超大砲ウッズが場外弾連発でジャパニーズドリームをつかんだ理由とは/平成助っ人賛歌【プロ野球死亡遊戯】

 

当初は保険的な扱いも


2003年、韓国球界から横浜に入団。すぐにパワーあふれる打撃を見せつけた


「選手たちのほとんどが、白マスクにスーツをという怪しい? ファッションで九州を往復した」

 これは2020年ではなく、『週刊ベースボール』2003年5月12日号掲載、中日の九州遠征の様子を報じた一文である。当時、新型肺炎・SARS(重症急性呼吸器症候群)が世界各地で猛威を振るい、球団は飛行機搭乗の際にマスクを支給した。強制ではないが、手渡した選手のほとんどが鼻と口を守り移動したという。野球ゲーム界ではフジテレビとタイアップした『熱チュー!プロ野球2003』(ナムコ)、日本テレビと組んだ『THE BASEBALL2003 バトルボールパーク宣言』(コナミ)がPS2を舞台にリアル系野球ゲームの覇権争いを繰り広げた時代の話だ。

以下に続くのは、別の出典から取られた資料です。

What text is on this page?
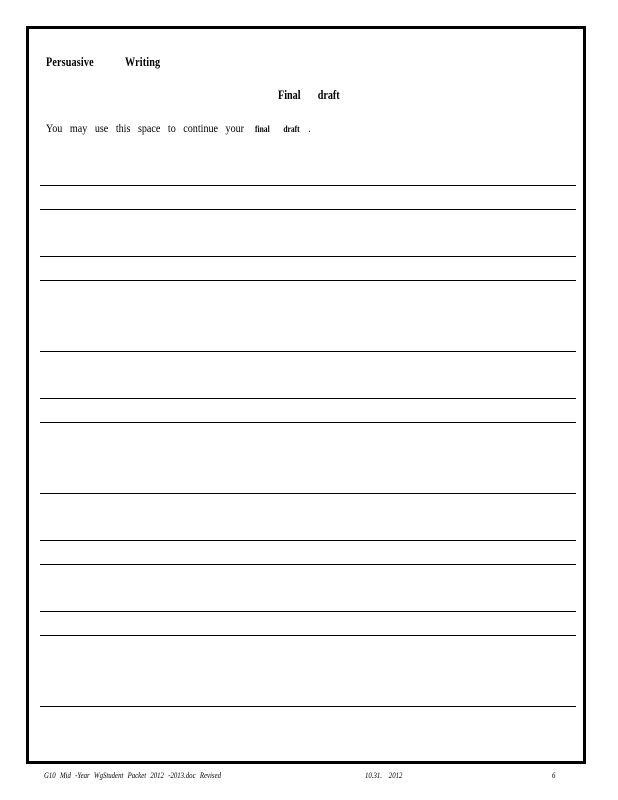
Persuasive Writing
Final draft
You may use this space to continue your final draft .
G10 Mid -Year WgStudent Packet 2012 -2013.doc Revised	10.31. 2012	6
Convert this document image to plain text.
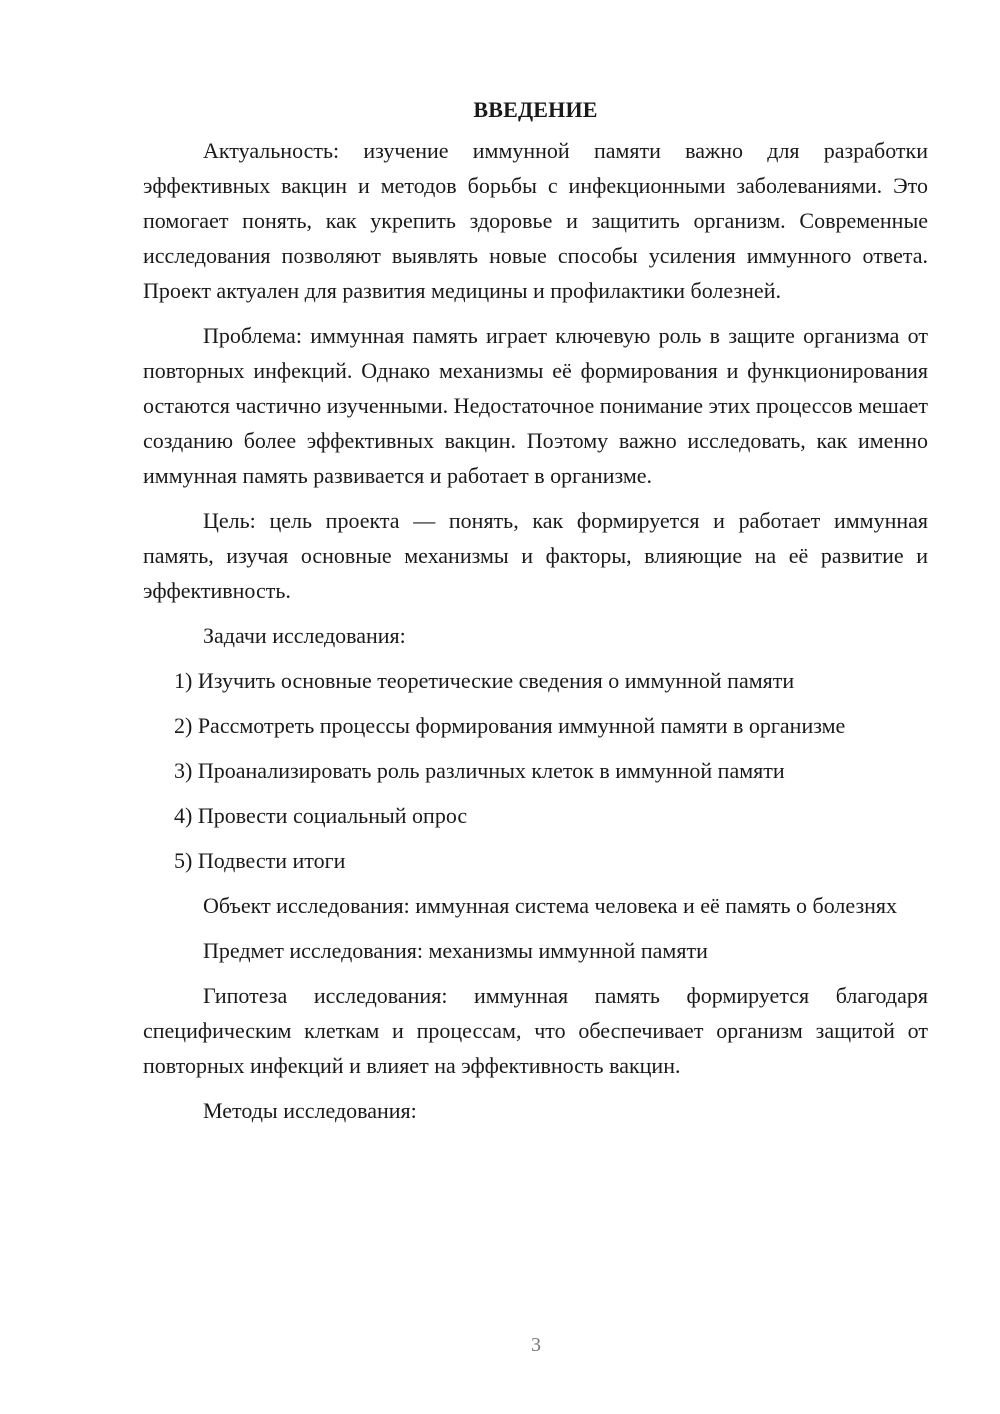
ВВЕДЕНИЕ

Актуальность: изучение иммунной памяти важно для разработки эффективных вакцин и методов борьбы с инфекционными заболеваниями. Это помогает понять, как укрепить здоровье и защитить организм. Современные исследования позволяют выявлять новые способы усиления иммунного ответа. Проект актуален для развития медицины и профилактики болезней.

Проблема: иммунная память играет ключевую роль в защите организма от повторных инфекций. Однако механизмы её формирования и функционирования остаются частично изученными. Недостаточное понимание этих процессов мешает созданию более эффективных вакцин. Поэтому важно исследовать, как именно иммунная память развивается и работает в организме.

Цель: цель проекта — понять, как формируется и работает иммунная память, изучая основные механизмы и факторы, влияющие на её развитие и эффективность.

Задачи исследования:

1) Изучить основные теоретические сведения о иммунной памяти

2) Рассмотреть процессы формирования иммунной памяти в организме

3) Проанализировать роль различных клеток в иммунной памяти

4) Провести социальный опрос

5) Подвести итоги

Объект исследования: иммунная система человека и её память о болезнях

Предмет исследования: механизмы иммунной памяти

Гипотеза исследования: иммунная память формируется благодаря специфическим клеткам и процессам, что обеспечивает организм защитой от повторных инфекций и влияет на эффективность вакцин.

Методы исследования:

3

 そんな03年(平成15年)の球界では、川相昌弘巨人)の犠打世界記録とひとりの規格外のパワーヒッターが話題となっていた。横浜スタジアムで場外アーチを連発した背番号44、横浜ベイスターズのタイロン・ウッズである。身長185センチ、体重102キロ、韓国球界の5年間で174本塁打の右の大砲。ただ当初、横浜は同時期に28歳のスティーブ・コックスという年俸3億2000万円のメジャー・リーガーを獲得していたため、すでに33歳で年俸5000万円のウッズは、同じ助っ人一塁手の「コックスの保険」的な扱いでの来日だった。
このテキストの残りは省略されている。